The court said it plans to hear two cases on the matter in March. One, Common Cause v. Rucho, involves North Carolina’s congressional map. The other, Benisek v. Lamone, involves a single Maryland congressional district.

Congressional redistricting is done once every 10 years, and the next round is set to take place in 2021. The March cases are widely seen as among the last opportunities for the Supreme Court to place limits on partisan gerrymandering before then. In 2011, Republicans, facing no constitutional limits, used technology to draw remarkably precise districts that gave them entrenched electoral power for the next decade.

In its last term, the Supreme Court heard a pair of closely watched cases involving excessive gerrymandering, including the Maryland suit. The justices punted on the issue and sent the cases back down to lower courts for further consideration.

Advocates had hoped they could sway then-Justice Anthony Kennedy to their side in last year’s cases, but many are less optimistic that Justice Brett Kavanaugh, Kennedy’s replacement, would vote to strike down a congressional plan because of partisan gerrymandering.

In both of last year’s cases, lower courts struck down gerrymandered districts, saying they were so excessively drawn to benefit one political party that they violated the U.S. Constitution.

“Whether it is Democrats or Republicans manipulating the election maps, gerrymanders cheat voters out of true representation,” Karen Hobert Flynn, president of the government watchdog group Common Cause, said in a statement. “The Supreme Court has the opportunity to set a clear standard that will restore a meaningful vote to millions of Americans disenfranchised by gerrymanders in Maryland, North Carolina and across the country.”
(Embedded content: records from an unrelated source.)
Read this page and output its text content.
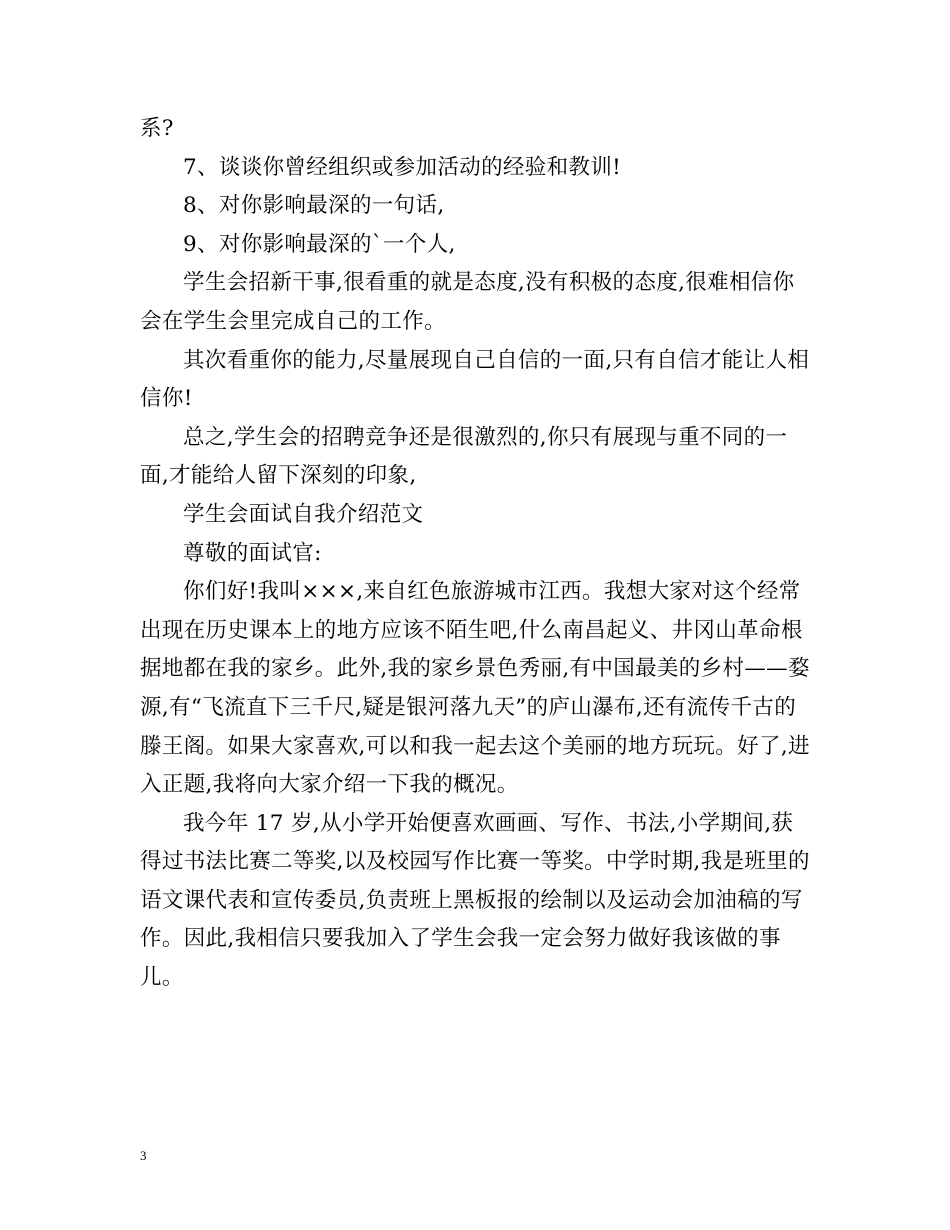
系?

7、谈谈你曾经组织或参加活动的经验和教训!

8、对你影响最深的一句话,

9、对你影响最深的`一个人,

学生会招新干事,很看重的就是态度,没有积极的态度,很难相信你会在学生会里完成自己的工作。

其次看重你的能力,尽量展现自己自信的一面,只有自信才能让人相信你!

总之,学生会的招聘竞争还是很激烈的,你只有展现与重不同的一面,才能给人留下深刻的印象,

学生会面试自我介绍范文

尊敬的面试官:

你们好!我叫×××,来自红色旅游城市江西。我想大家对这个经常出现在历史课本上的地方应该不陌生吧,什么南昌起义、井冈山革命根据地都在我的家乡。此外,我的家乡景色秀丽,有中国最美的乡村——婺源,有“飞流直下三千尺,疑是银河落九天”的庐山瀑布,还有流传千古的滕王阁。如果大家喜欢,可以和我一起去这个美丽的地方玩玩。好了,进入正题,我将向大家介绍一下我的概况。

我今年 17 岁,从小学开始便喜欢画画、写作、书法,小学期间,获得过书法比赛二等奖,以及校园写作比赛一等奖。中学时期,我是班里的语文课代表和宣传委员,负责班上黑板报的绘制以及运动会加油稿的写作。因此,我相信只要我加入了学生会我一定会努力做好我该做的事儿。

3
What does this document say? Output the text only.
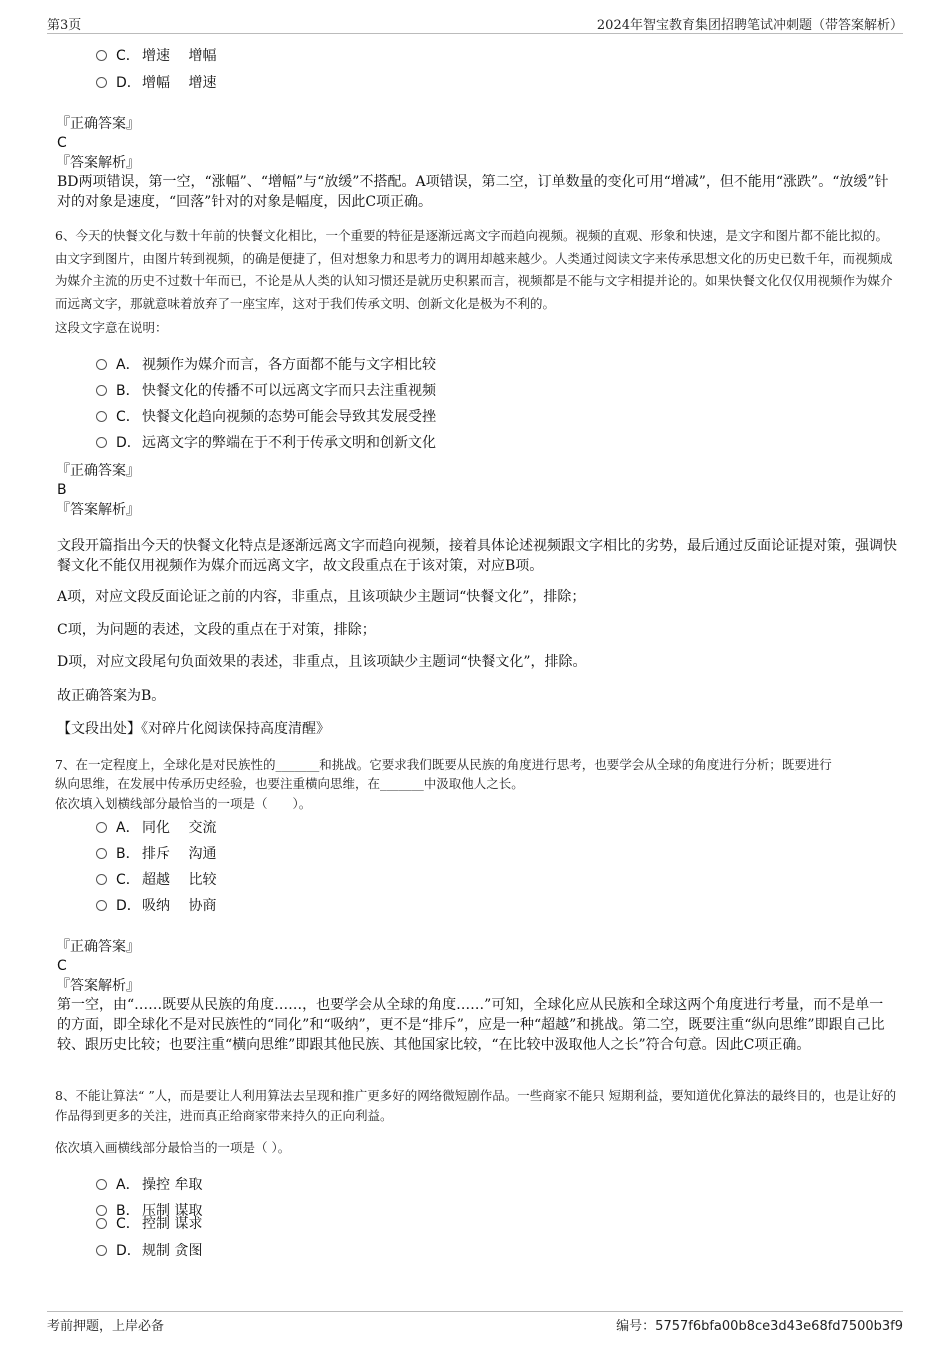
第3页	2024年智宝教育集团招聘笔试冲刺题（带答案解析）
C． 增速　 增幅
D．增幅　 增速
『正确答案』
C
『答案解析』
BD两项错误，第一空，“涨幅”、“增幅”与“放缓”不搭配。A项错误，第二空，订单数量的变化可用“增减”，但不能用“涨跌”。“放缓”针对的对象是速度，“回落”针对的对象是幅度，因此C项正确。
6、今天的快餐文化与数十年前的快餐文化相比，一个重要的特征是逐渐远离文字而趋向视频。视频的直观、形象和快速，是文字和图片都不能比拟的。由文字到图片，由图片转到视频，的确是便捷了，但对想象力和思考力的调用却越来越少。人类通过阅读文字来传承思想文化的历史已数千年，而视频成为媒介主流的历史不过数十年而已，不论是从人类的认知习惯还是就历史积累而言，视频都是不能与文字相提并论的。如果快餐文化仅仅用视频作为媒介而远离文字，那就意味着放弃了一座宝库，这对于我们传承文明、创新文化是极为不利的。
这段文字意在说明：
A． 视频作为媒介而言，各方面都不能与文字相比较
B． 快餐文化的传播不可以远离文字而只去注重视频
C． 快餐文化趋向视频的态势可能会导致其发展受挫
D．远离文字的弊端在于不利于传承文明和创新文化
『正确答案』
B
『答案解析』
文段开篇指出今天的快餐文化特点是逐渐远离文字而趋向视频，接着具体论述视频跟文字相比的劣势，最后通过反面论证提对策，强调快餐文化不能仅用视频作为媒介而远离文字，故文段重点在于该对策，对应B项。
A项，对应文段反面论证之前的内容，非重点，且该项缺少主题词“快餐文化”，排除；
C项，为问题的表述，文段的重点在于对策，排除；
D项，对应文段尾句负面效果的表述，非重点，且该项缺少主题词“快餐文化”，排除。
故正确答案为B。
【文段出处】《对碎片化阅读保持高度清醒》
7、在一定程度上，全球化是对民族性的_______和挑战。它要求我们既要从民族的角度进行思考，也要学会从全球的角度进行分析；既要进行
纵向思维，在发展中传承历史经验，也要注重横向思维，在_______中汲取他人之长。
依次填入划横线部分最恰当的一项是（　　）。
A． 同化　 交流
B． 排斥　 沟通
C． 超越　 比较
D．吸纳　 协商
『正确答案』
C
『答案解析』
第一空，由“……既要从民族的角度……，也要学会从全球的角度……”可知，全球化应从民族和全球这两个角度进行考量，而不是单一的方面，即全球化不是对民族性的“同化”和“吸纳”，更不是“排斥”，应是一种“超越”和挑战。第二空，既要注重“纵向思维”即跟自己比较、跟历史比较；也要注重“横向思维”即跟其他民族、其他国家比较，“在比较中汲取他人之长”符合句意。因此C项正确。
8、不能让算法“ ”人，而是要让人利用算法去呈现和推广更多好的网络微短剧作品。一些商家不能只 短期利益，要知道优化算法的最终目的，也是让好的作品得到更多的关注，进而真正给商家带来持久的正向利益。
依次填入画横线部分最恰当的一项是（ ）。
A． 操控 牟取
B． 压制 谋取
C． 控制 谋求
D．规制 贪图
考前押题，上岸必备	编号：5757f6bfa00b8ce3d43e68fd7500b3f9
A panel of three federal judges struck down North Carolina’s entire congressional map in August, saying it was so severely drawn to benefit Republicans that it violated the First and 14th Amendments, as well as Article I of the U.S. Constitution. Republicans controlled the redistricting process in 2011 and drew congressional districts to give their party a 10-3 advantage. The GOP has reaped the benefits of that advantage in each election since, even after a 2016 revamp of the map to address racial gerrymandering. (The results of one 2018 congressional race are not yet finalized.)

The Maryland case involves a challenge to a single congressional district, which challengers accused Democrats of drawing to intentionally weaken GOP votes and swing the district from Republican to Democratic. Michael Kimberly, a lawyer representing the plaintiffs in the suit, argued before the Supreme Court last year that Democrats had intentionally targeted Republicans because of their political views. The justices seemed a bit skeptical of that argument, and pressed Kimberly to explain to what extent lawmakers could take political views into consideration when drawing electoral districts.

The Supreme Court has long struggled with where to place a constitutional boundary when it comes to partisan gerrymandering, or if one even exists at all. In the 2004 case Vieth v. Jubelirer, four justices wrote that partisan gerrymandering was not an issue where there were any manageable standards for courts to decide. Kennedy, writing separately, said that a standard might exist, extending an invitation for advocates to come back to the court with one.

Advocates did just that in the court’s last term, offering an array of standards in a case called Gill v. Whitford involving gerrymandered state legislative districts in Wisconsin. But the court punted on the case, sending it back to a lower court to determine whether the plaintiffs in the case had standing to bring a suit. The Supreme Court said that voters have to show they have suffered a specific injury in their specific districts to bring a partisan gerrymandering suit.

The North Carolina case is being closely watched because the three-judge panel pointed to the conditions the Supreme Court laid out in Gill and said the North Carolina plaintiffs met them.